TANAH KUNING, CAKRANEWS– Suasana keakraban mewarnai pertemuan silaturahmi warga Kampung Baru di Desa Tanah Kuning, Kecamatan Tanjung Palas Timur, Kabupaten Bulungan, Kalimantan Utara. Acara ini digelar pada Minggu (17/1/2026) pagi sekitar pukul 10.00 WITA, tepat di rumah Ketua RT 11, Samsul.
Bukan sekedar ngobrol santai, warga bahas isu krusial seperti keamanan lingkungan dan sengketa lahan Hak Guna Usaha (HGU) yang lagi jadi sorotan.
Pertemuan ini jadi momen penting buat warga menyatukan suara di tengah konflik lahan yang melibatkan Program Strategis Nasional (PSN) Kawasan Industri Pelabuhan Internasional (KIPI).
Latar belakangnya, warga Kampung Baru mengklaim punya Sertifikat Hak Milik (SHM) sejak 2009, tapi lahan tersebut diduga masuk kedalam HGU perusahaan PT BCAP.
Diskusi berlangsung terbuka dan kondusif, dengan penekanan pada musyawarah dan penyelesaian hukum.
Ketua RT 11, Samsul, langsung ambil peran sebagai Tokoh Masyarakat. Ia mengajak seluruh warga bekerja sama erat dengan kepolisian untuk menjaga ketertiban.
“Keamanan lingkungan harus kita jaga bersama. Masyarakat dan kepolisian perlu saling mendukung agar ketertiban tetap terpelihara dan tidak terjadi hal-hal yang merugikan semua pihak,” ujar Samsul dengan tegas.
Ia juga apresiasi peran polisi yang selama ini bantu jaga situasi aman, sehingga nggak ada bentrokan di masyarakat. Kolaborasi ini dianggap kunci utama buat ciptakan lingkungan kondusif, apalagi di tengah isu sengketa yang lagi panas.
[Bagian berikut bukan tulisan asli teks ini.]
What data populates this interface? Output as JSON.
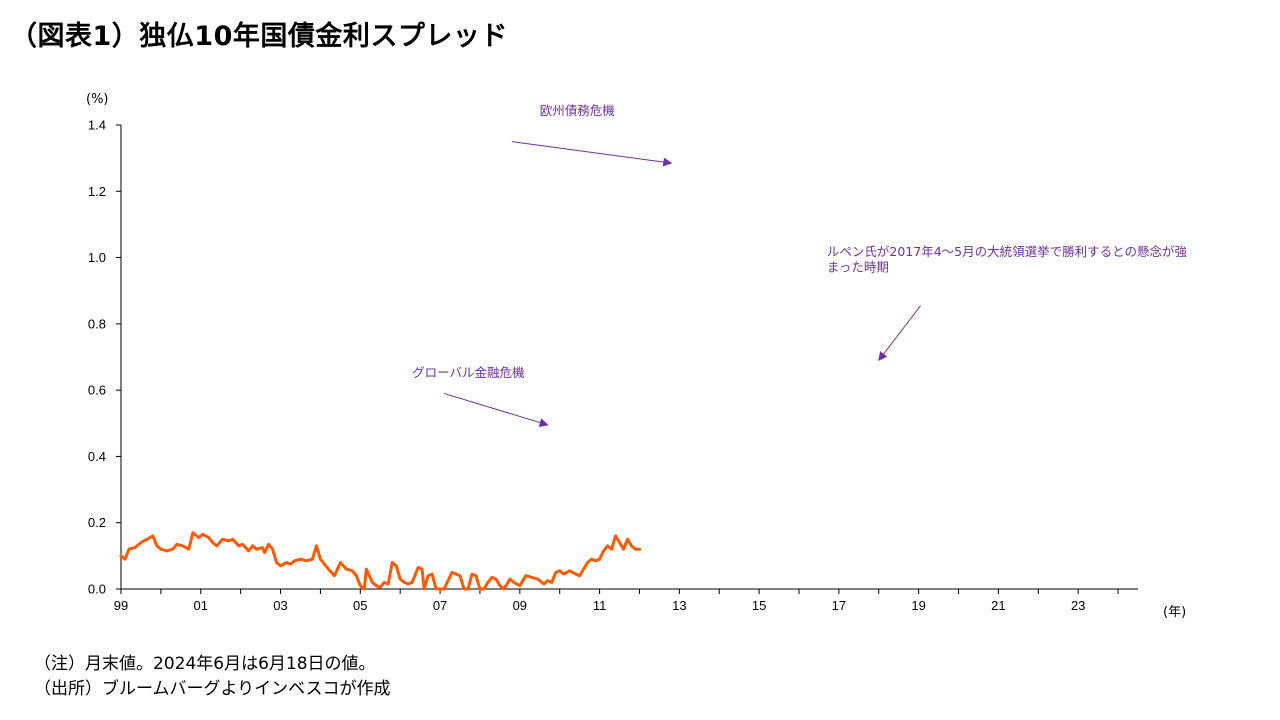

Selain keamanan, sengketa lahan HGU juga jadi pembahasan utama. Samsul ingatkan warga untuk hormati proses hukum, karena gugatan sudah diajukan ke Pengadilan Negeri Tanjung Selor. Sidang perdana bahkan sudah digelar awal Januari lalu.
“Kami sudah mengajukan gugatan ke Pengadilan Negeri Tanjung Selor. Karena itu, kami mengajak masyarakat untuk bersabar dan mengikuti prosedur hukum. Kami berharap pemerintah daerah maupun provinsi dapat hadir dan menegakkan keadilan agar hak-hak masyarakat dapat dikembalikan,” tambahnya.
Salah satu warga, Arman, turut angkat bicara. Ia sampaikan harapan besar ke pemerintah dan pihak terkait buat lebih perhatikan kondisi masyarakat.
“Selama ini kami merasa terjadi ketidakadilan. Hak-hak masyarakat seolah terabaikan bahkan peluang kehidupan kami ikut terdampak. Kami tidak menolak adanya proyek PSN namun kami berharap proyek tersebut justru dapat meningkatkan taraf hidup masyarakat bukan sebaliknya,” kata Arman.
Arman juga minta komunikasi lebih intensif antar pihak, yang difasilitasi oleh pemerintah supaya bisa capai solusi win-win.
Pertemuan ditutup dengan apresiasi warga kepada polisi atas upaya jaga keamanan. Banyak masukan bermanfaat yang keluar, dan semua sepakat untuk terus jaga stabilitas sambil nunggu putusan hukum. Acara ini bukti bahwa musyawarah bisa jadi jalan keluar di tengah konflik, dengan harapan agar ada titik terang buat warga Kampung Baru.